NFTs provide a method to trace the true ownership of digital assets which enables artists and buyers to engage in the exchange of such assets, just as they would with physical ones.
Their embedded metadata and transaction history are open and verifiable by anyone in the world with the Internet which means anyone will be able to know what digital wallets own what tokens at any given point in time.
NFTs also manifest their origin. Each NFT contains within it a record of ownership of a digital asset and only one original can be traced back to the original creator.
It’s the very idea of scarcity and abundance (oxymoronic isn’t it ?) of the NFTs that makes NFT art so appealing to collectors.
Advantages of NFTs:
- NFTs are the perfect medium for the exchange of ownership. Because NFTs are incorruptible, you don’t have to worry about hackers stealing your NFTs.
- There is no requirement for third parties to operate NFTs. NFTs are not controlled by any central authority, since they are decentralized.
- The security of the blockchain makes digital assets more secure,
- The authenticity of the blockchain makes digital assets more reliable, and
- The interactivity of the blockchain makes digital assets more practical.
How to Collect NFTs
The easiest way to claim your NFTs is to use the Metamask browser extension. You can do this in any browser by visiting this website. Alternatively, to claim your NFTs you can use MEW. You can also claim your NFTs by running a node on the Ethereum network.
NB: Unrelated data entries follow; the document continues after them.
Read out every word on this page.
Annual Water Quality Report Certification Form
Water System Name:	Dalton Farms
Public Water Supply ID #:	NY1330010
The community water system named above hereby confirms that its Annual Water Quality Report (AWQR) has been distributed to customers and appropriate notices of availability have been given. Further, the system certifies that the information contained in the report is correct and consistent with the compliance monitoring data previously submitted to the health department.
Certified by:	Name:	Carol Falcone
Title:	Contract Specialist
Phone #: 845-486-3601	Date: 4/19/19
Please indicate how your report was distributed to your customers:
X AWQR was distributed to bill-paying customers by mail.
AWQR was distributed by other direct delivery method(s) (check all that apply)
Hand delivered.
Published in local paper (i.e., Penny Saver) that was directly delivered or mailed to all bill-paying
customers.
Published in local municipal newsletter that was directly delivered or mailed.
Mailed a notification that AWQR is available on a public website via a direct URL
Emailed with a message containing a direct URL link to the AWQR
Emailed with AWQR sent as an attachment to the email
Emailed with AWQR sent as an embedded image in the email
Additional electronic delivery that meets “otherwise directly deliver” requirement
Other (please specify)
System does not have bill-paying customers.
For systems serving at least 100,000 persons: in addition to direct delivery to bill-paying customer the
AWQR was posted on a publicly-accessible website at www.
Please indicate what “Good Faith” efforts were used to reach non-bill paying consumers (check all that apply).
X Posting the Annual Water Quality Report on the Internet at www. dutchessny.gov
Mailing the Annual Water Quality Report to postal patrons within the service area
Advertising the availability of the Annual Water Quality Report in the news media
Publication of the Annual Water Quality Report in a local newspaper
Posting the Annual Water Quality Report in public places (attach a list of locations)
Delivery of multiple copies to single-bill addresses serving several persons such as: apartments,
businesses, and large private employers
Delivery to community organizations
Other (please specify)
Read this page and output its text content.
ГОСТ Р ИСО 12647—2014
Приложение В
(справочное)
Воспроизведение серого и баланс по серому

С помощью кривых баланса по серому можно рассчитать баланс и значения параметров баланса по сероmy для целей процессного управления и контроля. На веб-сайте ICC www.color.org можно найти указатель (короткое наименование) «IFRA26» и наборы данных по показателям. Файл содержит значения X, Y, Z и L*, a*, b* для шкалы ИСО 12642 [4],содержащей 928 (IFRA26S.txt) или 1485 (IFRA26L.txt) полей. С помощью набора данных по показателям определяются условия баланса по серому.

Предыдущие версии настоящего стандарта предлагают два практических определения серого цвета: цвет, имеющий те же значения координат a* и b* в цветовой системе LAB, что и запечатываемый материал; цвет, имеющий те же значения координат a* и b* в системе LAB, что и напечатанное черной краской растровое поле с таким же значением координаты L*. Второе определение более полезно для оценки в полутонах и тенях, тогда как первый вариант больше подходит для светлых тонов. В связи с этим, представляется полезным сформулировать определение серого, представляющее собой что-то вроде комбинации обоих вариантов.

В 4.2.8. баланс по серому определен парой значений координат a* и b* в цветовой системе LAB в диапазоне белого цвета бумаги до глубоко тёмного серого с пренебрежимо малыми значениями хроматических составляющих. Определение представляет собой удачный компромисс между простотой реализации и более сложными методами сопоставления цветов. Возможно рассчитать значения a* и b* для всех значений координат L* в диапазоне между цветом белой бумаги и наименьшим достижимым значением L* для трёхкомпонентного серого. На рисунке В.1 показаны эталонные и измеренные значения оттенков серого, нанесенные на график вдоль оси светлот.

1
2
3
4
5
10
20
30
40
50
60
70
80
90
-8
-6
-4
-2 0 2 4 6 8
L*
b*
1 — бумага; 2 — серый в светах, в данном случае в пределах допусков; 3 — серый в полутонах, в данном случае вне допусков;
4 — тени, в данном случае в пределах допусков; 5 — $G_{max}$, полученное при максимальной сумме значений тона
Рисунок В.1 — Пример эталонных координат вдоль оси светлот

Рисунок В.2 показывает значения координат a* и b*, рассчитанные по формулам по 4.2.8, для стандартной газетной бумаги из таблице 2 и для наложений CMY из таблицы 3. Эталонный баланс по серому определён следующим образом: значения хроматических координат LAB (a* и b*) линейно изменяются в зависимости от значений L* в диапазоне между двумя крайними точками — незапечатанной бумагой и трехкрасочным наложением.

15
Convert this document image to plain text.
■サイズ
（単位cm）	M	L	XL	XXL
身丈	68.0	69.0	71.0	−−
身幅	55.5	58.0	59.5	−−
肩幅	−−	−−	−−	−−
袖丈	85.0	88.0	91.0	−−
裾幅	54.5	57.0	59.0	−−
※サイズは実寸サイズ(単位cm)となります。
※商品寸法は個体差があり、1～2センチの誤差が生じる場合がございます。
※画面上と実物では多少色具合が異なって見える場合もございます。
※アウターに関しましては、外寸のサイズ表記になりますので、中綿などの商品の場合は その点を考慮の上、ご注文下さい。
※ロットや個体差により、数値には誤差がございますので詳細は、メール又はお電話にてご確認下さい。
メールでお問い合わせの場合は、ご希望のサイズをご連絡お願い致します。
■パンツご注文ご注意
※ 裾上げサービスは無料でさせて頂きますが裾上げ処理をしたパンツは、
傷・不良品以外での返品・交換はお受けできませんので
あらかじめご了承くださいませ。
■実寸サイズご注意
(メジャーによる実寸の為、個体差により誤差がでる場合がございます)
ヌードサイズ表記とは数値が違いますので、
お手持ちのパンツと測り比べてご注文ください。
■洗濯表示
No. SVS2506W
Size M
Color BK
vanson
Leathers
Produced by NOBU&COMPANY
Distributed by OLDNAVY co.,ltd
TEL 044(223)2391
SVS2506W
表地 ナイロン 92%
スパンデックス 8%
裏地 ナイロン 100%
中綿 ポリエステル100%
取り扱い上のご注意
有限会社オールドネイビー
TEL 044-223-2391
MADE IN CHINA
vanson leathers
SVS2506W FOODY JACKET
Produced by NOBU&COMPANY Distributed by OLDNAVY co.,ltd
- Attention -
How do you store and use NFTs?
You can store them in a wallet, for example, a hardware wallet, a mobile wallet, a desktop wallet.
How secure are NFTs?
NFTs are decentralized and therefore, they are not controlled by any central authority. This makes them secure. Because NFTs are decentralized, there is no risk of the central authority stealing the NFTs from you.
Furthermore, because NFTs are decentralized, you don’t have to trust any third party to operate them. This means that you can transfer your NFTs to anyone without having to worry about their identity. Another important factor that makes NFTs secure is that the Ethereum blockchain is open source, meaning that there is no way of stealing data from Ethereum or any other blockchain.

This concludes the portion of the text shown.